Chillers set point was fixed at 15°C at all time, while the 3-way-valves equipping each chiller provided control of the drawn cooling water flow rate in order to keep the final cooling water stream at a constant temperature of 36.5°C (day and night).
As the maximum refrigeration delivered by four chillers was 3,216 kW and the solution was modularly configured, the option to add a fifth chiller to increase cooling capacity was maintained.
To avoid any modifications of the refinery electrical installation, the solution was powered by two mobile diesel generators (1,250 kVA) and a fuel tank with remote monitoring which allowed diesel to always be supplied on time. All working parameters (mainly drawn water flow rate, inlet/outlet temperatures and final cooling water temperature) and motor status were constantly recorded and remotely monitored.
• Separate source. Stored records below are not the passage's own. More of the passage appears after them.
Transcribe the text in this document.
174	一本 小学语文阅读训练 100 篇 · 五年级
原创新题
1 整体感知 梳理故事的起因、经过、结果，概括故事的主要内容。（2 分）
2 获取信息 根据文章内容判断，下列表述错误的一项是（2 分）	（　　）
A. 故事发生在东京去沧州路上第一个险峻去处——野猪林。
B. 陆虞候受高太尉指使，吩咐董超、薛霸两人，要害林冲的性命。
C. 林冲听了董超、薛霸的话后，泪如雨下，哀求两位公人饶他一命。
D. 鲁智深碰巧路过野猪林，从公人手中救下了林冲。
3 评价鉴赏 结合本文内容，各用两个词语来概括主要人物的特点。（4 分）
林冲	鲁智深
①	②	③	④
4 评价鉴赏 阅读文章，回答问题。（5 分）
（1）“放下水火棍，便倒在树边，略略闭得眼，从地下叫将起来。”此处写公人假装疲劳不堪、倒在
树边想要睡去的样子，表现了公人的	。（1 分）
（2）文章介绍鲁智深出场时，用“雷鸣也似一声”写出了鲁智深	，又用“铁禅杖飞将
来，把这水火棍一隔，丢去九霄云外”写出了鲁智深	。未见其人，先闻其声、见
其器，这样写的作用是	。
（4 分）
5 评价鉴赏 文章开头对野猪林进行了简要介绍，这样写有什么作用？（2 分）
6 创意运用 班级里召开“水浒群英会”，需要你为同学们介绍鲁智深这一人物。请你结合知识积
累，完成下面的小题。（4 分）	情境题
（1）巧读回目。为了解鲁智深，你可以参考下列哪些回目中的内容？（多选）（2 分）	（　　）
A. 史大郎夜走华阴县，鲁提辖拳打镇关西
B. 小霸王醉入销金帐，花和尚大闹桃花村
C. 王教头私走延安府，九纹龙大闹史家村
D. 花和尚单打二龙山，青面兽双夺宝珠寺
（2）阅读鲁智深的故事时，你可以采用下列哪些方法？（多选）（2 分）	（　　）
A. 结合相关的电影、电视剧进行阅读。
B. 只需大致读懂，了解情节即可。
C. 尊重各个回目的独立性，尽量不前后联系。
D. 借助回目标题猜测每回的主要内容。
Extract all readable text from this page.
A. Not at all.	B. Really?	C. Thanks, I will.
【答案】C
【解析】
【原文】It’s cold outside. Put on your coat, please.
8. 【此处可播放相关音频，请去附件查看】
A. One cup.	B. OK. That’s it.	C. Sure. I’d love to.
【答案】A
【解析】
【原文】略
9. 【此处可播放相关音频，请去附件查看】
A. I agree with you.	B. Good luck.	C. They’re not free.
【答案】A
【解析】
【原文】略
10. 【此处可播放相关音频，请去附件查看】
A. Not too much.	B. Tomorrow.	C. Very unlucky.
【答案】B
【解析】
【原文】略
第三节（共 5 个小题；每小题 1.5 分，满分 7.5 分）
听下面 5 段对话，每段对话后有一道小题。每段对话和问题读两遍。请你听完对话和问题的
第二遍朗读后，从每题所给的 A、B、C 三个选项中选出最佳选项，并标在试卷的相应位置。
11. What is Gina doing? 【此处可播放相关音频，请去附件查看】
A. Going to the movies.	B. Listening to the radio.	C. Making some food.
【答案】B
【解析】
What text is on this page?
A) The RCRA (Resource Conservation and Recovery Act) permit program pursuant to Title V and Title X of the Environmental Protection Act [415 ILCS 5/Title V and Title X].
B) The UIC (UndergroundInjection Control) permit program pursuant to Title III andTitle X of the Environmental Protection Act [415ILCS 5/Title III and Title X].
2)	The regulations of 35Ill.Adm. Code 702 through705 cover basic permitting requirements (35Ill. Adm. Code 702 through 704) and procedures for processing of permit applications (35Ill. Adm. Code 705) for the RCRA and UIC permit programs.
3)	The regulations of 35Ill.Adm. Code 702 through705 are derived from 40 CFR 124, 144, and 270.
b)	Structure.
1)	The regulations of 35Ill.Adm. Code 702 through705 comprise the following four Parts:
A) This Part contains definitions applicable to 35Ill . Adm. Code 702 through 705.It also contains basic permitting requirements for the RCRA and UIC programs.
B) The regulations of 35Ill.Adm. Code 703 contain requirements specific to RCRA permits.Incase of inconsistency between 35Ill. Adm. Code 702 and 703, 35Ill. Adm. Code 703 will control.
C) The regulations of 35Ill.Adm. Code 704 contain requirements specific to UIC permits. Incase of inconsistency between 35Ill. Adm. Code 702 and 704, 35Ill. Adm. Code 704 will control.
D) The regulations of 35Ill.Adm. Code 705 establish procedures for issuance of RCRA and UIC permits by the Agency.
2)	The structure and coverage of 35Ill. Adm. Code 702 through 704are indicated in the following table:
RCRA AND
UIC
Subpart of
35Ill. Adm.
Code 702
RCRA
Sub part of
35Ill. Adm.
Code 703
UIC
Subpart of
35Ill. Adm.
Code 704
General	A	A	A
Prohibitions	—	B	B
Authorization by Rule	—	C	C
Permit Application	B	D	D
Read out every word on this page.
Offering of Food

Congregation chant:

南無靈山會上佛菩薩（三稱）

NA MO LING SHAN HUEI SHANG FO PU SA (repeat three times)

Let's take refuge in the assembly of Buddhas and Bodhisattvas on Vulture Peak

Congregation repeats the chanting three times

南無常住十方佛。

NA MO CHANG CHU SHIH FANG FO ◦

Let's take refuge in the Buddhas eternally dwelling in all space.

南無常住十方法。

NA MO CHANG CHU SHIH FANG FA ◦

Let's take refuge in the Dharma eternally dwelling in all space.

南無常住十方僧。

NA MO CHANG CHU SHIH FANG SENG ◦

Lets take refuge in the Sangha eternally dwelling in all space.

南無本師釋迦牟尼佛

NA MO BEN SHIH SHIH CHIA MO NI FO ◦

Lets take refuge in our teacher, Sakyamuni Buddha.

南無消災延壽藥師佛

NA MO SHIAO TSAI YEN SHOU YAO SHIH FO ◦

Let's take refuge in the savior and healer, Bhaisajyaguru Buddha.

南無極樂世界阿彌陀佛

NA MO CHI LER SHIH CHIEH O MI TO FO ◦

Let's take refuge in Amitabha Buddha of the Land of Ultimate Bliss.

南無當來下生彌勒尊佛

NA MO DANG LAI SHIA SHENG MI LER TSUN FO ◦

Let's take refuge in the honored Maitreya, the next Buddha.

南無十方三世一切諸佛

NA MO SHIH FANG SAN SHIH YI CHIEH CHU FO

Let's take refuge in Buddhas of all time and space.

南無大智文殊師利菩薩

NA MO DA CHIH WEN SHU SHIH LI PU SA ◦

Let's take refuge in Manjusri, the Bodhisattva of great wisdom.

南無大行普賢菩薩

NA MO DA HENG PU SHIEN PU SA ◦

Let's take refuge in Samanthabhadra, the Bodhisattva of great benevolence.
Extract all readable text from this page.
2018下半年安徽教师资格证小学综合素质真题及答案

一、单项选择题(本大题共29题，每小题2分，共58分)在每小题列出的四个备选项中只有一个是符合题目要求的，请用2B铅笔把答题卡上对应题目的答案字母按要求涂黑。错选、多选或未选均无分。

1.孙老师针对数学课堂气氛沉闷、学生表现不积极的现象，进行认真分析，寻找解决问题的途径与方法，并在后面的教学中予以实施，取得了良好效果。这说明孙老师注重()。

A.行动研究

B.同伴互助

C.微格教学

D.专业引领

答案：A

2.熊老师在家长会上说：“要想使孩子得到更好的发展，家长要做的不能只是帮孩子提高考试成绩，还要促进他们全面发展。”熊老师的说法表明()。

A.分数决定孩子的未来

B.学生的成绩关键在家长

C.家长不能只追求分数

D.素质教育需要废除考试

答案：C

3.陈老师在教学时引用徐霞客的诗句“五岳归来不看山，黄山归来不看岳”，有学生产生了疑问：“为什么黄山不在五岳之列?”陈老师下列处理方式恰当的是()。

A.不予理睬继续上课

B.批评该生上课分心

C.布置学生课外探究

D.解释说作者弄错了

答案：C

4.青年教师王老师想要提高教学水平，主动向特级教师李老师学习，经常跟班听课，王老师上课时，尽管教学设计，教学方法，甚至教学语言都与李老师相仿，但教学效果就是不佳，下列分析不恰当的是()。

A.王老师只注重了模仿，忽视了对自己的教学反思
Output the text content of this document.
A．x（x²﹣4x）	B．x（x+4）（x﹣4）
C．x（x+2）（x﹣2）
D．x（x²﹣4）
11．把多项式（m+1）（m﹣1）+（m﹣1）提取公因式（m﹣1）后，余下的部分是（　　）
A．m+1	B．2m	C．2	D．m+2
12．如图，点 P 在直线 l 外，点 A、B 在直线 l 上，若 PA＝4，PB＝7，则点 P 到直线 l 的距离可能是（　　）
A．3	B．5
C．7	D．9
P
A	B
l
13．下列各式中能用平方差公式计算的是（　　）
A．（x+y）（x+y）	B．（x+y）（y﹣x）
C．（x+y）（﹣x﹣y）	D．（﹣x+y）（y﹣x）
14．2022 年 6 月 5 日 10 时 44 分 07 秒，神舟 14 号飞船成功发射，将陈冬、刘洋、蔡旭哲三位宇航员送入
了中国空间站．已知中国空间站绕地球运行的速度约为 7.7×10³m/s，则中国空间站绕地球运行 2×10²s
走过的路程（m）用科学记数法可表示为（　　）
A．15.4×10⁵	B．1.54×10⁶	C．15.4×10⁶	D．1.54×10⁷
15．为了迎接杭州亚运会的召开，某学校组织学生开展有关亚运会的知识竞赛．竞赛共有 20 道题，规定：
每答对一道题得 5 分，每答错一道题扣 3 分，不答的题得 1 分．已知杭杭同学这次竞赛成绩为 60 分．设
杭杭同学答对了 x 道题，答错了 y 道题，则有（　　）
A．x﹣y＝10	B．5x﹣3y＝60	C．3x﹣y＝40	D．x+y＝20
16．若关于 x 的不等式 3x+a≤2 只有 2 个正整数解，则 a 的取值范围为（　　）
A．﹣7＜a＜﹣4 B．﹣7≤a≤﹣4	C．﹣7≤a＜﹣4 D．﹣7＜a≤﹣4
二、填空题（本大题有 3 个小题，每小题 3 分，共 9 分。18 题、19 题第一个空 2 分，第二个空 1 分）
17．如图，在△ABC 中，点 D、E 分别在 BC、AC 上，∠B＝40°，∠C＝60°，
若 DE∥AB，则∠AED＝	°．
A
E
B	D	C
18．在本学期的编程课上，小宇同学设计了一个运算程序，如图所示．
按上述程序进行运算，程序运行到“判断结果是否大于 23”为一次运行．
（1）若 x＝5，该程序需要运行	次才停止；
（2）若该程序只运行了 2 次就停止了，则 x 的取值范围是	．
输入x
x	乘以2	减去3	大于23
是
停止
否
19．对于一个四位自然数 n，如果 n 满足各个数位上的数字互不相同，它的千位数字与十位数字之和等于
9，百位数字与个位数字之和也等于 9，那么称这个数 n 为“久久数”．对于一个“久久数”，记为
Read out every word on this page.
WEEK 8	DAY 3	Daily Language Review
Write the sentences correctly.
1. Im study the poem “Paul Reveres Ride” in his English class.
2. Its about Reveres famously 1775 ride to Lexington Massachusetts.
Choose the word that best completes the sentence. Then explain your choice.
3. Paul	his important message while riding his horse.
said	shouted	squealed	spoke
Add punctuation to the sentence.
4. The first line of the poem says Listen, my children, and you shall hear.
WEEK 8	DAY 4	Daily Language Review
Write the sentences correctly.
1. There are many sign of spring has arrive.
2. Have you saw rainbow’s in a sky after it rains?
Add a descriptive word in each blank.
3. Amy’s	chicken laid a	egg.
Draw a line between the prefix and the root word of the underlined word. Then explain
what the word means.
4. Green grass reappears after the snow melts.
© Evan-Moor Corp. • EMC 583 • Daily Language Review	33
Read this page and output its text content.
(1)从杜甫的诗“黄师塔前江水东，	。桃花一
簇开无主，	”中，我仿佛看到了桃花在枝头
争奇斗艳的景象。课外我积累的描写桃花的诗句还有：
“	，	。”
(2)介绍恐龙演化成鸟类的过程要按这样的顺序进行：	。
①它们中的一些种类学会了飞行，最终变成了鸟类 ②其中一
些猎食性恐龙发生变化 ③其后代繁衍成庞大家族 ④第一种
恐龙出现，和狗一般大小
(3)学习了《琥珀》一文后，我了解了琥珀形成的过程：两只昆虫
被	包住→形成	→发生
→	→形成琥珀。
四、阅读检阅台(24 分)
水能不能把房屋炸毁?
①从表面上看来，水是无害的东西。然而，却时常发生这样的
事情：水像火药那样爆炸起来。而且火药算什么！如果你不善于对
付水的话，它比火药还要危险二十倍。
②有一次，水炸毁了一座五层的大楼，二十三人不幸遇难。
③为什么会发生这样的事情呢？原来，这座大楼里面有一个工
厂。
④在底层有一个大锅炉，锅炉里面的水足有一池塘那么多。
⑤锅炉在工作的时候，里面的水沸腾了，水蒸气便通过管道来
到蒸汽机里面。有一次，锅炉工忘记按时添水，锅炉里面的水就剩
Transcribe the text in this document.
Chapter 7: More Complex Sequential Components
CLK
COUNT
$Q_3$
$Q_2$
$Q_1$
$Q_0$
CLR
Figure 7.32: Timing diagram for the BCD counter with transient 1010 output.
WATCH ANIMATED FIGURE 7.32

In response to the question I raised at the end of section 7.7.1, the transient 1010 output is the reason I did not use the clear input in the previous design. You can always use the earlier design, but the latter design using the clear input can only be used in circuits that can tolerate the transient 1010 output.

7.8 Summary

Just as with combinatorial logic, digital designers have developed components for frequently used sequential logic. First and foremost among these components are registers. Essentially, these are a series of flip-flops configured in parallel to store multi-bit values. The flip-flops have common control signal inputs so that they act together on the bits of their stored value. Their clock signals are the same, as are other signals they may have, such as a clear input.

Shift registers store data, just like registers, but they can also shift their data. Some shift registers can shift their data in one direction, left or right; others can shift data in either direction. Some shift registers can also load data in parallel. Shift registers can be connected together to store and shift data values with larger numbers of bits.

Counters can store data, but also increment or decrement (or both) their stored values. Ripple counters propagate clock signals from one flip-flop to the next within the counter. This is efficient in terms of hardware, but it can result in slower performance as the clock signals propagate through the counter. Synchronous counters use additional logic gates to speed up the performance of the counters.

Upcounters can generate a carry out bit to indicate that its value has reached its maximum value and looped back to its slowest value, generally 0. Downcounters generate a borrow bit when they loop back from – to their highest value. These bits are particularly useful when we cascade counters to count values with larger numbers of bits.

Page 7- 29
The implemented solution was fully automated and process-wise intrinsically safe such that it did not require any operator presence.
Propylene recovery yield was improved significantly with the increase in condensation capacity during the most critical hours of the day; PGP was on spec at all times.
The solution (see Fig.2)was engineered by Aggreko Process Services, mobilised, commissioned and started up in 8 weeks with no CAPEX involved, since it was a Leased Engineered Temporary Solution, which is an unconventional approach to temporary process enhancement.
This new approach opens the way to a new class of projects which allows customers to harvest time-limited market opportunities or mitigate utilities upsets on an as-need basis.